Maresca noted that, despite big, looming problems with no answers and so many different cultures, we can be at peace. He shared the role of the University for Peace in promoting peace and conflict studies and their mandate to “educate humanity.” Cortese highlighted the importance of K–12 civic education, which receives less instruction time than other subjects due to our test-based math and language arts focus in schools. She also stressed the need to “remember the ongoing issues of equity and access.” Hallman spoke of AAUW’s long history in philanthropy and world affairs and their role in “championing the rights of women to have equal access to education.” Unfortunately, as Hallman said, access to education has not translated into equal pay and professional opportunities for women — especially in science and engineering professions. She also noted that “globalization has produced new forms of inequity and exploitation of women,” such as trafficking and low-wage, dead-end jobs.

The panelists discussed the role of the United Nations and other specialized agencies and their often uneven results around the world. Participants from a variety of international and local organizations shared ways that they are addressing the challenges of globalization in the education sector in their own organizations, as well as the need to increase everyone’s knowledge about global issues.
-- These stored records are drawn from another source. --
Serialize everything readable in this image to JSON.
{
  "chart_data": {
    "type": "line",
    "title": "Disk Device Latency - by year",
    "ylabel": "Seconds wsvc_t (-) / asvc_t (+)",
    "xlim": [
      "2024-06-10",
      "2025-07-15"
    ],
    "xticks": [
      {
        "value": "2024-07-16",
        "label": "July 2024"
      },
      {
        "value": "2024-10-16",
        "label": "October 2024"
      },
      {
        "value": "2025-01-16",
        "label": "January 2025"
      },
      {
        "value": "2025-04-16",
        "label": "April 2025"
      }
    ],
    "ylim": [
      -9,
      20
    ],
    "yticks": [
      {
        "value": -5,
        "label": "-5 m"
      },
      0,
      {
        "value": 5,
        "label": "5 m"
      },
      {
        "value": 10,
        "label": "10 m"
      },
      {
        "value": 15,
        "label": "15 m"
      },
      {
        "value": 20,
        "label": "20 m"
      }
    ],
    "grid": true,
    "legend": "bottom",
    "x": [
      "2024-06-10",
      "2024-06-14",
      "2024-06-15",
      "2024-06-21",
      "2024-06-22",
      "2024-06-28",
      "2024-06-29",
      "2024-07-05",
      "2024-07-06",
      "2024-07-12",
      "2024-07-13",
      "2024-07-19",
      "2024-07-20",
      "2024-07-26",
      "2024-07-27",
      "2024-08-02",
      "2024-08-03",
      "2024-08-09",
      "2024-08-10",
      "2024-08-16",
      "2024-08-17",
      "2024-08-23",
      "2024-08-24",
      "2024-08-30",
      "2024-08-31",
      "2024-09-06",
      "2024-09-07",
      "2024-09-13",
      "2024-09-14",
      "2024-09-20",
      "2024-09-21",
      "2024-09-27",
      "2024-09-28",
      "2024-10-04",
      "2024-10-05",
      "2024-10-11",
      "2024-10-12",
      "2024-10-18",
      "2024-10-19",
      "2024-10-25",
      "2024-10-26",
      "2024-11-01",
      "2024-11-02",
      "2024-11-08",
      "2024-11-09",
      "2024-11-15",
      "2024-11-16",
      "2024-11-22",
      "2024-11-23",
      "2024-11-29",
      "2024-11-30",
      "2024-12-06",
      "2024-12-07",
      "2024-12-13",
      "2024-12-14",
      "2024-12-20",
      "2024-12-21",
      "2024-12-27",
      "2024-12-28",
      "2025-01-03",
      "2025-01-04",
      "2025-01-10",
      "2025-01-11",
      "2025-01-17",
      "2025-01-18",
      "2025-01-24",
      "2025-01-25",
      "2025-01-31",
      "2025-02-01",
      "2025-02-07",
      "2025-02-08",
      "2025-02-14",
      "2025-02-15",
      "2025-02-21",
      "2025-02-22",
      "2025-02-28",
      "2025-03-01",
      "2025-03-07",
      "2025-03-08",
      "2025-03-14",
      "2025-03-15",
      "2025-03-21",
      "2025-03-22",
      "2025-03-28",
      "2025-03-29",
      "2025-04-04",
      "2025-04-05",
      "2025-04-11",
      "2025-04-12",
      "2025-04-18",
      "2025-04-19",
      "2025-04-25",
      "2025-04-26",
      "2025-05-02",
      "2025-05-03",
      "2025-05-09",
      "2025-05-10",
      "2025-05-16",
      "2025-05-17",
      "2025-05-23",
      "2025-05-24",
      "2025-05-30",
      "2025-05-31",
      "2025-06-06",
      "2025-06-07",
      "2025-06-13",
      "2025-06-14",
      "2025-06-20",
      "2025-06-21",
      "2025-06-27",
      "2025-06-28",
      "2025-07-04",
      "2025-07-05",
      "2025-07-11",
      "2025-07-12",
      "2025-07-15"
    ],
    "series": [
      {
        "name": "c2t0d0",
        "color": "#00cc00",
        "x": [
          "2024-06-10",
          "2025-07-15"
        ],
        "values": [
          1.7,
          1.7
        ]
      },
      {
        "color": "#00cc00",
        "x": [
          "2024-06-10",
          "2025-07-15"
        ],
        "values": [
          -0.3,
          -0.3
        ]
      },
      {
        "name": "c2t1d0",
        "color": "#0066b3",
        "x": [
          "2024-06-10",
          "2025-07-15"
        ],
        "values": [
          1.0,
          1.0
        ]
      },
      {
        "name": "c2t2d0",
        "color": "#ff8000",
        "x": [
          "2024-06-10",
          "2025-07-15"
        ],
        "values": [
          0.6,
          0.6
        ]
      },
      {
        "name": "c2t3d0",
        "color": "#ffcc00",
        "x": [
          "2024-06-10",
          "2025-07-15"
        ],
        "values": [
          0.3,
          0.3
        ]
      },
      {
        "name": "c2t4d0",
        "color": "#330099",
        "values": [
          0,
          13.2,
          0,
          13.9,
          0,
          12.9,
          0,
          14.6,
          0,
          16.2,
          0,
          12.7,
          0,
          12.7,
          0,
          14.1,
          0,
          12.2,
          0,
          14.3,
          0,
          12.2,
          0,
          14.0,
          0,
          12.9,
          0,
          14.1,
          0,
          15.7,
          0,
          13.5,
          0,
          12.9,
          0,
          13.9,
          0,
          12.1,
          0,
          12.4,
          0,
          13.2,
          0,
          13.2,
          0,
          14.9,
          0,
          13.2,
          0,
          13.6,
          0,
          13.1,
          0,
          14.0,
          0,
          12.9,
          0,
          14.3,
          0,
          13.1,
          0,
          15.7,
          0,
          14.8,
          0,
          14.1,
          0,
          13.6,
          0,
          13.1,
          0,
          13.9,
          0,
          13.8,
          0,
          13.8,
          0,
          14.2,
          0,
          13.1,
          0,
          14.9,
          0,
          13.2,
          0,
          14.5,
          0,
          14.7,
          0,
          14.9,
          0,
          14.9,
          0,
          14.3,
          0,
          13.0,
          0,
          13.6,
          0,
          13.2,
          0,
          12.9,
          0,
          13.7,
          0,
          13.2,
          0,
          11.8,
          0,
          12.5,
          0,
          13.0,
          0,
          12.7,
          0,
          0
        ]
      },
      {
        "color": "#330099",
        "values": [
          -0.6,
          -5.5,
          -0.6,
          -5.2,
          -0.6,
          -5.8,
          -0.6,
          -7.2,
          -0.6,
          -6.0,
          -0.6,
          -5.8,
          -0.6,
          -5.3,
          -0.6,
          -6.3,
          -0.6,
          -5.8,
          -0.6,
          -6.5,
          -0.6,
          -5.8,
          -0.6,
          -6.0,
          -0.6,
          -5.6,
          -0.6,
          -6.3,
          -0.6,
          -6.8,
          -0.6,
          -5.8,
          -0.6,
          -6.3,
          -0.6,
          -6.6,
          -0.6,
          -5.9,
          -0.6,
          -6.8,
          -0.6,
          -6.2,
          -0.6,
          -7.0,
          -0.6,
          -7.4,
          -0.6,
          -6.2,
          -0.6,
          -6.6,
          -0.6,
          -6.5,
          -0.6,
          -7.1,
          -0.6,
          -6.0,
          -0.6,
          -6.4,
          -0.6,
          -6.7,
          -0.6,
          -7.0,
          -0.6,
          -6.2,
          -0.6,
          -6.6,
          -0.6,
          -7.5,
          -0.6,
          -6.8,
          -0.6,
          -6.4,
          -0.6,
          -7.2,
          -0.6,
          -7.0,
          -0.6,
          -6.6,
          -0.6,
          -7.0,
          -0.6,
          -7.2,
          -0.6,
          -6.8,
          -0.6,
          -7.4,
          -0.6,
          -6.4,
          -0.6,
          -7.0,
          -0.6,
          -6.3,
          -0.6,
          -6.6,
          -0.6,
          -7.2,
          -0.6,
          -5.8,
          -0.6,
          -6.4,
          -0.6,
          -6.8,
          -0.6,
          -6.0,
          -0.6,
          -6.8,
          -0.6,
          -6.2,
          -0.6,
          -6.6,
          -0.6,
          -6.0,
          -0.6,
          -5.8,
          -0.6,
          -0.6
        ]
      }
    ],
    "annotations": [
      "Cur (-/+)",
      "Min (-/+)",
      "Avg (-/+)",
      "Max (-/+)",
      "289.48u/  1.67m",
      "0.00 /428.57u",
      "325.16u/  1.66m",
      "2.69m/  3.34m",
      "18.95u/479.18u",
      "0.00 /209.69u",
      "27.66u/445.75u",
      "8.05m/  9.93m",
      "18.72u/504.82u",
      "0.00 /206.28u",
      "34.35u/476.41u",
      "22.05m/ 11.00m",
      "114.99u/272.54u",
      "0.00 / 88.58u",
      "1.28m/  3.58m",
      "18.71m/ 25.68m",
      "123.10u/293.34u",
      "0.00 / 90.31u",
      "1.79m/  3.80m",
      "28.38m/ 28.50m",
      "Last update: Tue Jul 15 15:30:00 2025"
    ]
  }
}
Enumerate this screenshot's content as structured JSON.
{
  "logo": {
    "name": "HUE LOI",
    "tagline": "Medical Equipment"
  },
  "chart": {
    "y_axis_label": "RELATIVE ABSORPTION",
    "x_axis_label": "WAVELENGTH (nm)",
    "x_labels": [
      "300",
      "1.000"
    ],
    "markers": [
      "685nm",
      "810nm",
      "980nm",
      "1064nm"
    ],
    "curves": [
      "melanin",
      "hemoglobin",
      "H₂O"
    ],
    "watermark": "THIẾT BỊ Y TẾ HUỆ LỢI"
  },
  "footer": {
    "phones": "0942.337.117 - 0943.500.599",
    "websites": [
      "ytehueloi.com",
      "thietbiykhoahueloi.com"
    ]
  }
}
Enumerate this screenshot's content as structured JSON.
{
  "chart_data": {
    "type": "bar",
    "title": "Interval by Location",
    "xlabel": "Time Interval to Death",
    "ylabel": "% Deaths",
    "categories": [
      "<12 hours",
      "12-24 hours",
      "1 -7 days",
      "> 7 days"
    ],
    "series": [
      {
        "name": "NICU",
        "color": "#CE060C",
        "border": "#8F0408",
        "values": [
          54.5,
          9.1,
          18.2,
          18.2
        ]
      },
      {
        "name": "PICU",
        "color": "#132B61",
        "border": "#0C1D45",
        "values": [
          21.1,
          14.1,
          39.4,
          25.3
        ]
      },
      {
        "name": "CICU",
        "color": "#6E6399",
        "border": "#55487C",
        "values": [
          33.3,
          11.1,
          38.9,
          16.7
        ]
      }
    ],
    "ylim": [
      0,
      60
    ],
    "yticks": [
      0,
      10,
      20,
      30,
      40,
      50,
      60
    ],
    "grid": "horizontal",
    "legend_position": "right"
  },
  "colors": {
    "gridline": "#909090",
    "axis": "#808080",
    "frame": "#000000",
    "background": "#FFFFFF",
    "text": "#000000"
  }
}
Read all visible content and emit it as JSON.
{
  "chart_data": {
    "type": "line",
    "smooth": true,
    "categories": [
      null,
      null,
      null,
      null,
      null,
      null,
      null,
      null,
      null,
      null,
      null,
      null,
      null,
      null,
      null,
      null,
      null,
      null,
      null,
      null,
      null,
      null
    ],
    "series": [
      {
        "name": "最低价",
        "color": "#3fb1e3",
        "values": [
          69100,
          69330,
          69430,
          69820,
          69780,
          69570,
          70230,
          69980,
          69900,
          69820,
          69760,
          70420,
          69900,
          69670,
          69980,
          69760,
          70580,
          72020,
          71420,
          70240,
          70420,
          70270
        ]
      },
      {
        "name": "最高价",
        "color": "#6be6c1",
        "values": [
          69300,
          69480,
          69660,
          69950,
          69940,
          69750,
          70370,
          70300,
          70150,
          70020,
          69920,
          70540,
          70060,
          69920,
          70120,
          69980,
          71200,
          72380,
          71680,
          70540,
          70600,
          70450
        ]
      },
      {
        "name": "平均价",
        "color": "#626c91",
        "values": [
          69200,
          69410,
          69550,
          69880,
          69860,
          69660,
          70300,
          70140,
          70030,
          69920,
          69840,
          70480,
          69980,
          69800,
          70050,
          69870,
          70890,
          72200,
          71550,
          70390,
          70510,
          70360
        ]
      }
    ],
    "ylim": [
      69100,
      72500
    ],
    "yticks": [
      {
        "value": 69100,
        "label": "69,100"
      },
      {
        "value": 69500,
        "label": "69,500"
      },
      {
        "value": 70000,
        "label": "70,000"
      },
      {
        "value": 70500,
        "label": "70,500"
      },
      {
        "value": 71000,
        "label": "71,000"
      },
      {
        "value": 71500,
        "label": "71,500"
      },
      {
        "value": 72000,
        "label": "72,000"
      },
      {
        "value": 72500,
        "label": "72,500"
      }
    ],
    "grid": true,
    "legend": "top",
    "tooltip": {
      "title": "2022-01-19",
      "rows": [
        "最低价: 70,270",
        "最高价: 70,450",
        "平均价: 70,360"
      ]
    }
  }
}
We all have a stake in solving the world’s (our) problems.




By:   |   May 11, 2010

1 Comment

  1. ROWENA L. HARDINGER says:

    As a former home economics teacher, I would like to suggest that these concepts can easily be incorporated in the lesson plans for many subjects – history, economics, math, social studies, foods, etc.

    It depends upon the teacher’s interests, background, and training.

    Perhaps if a sample course / study guide were available for teachers to use in their other plans, it would make an impact upon the students and the necessity for them to have a world view of their major studies.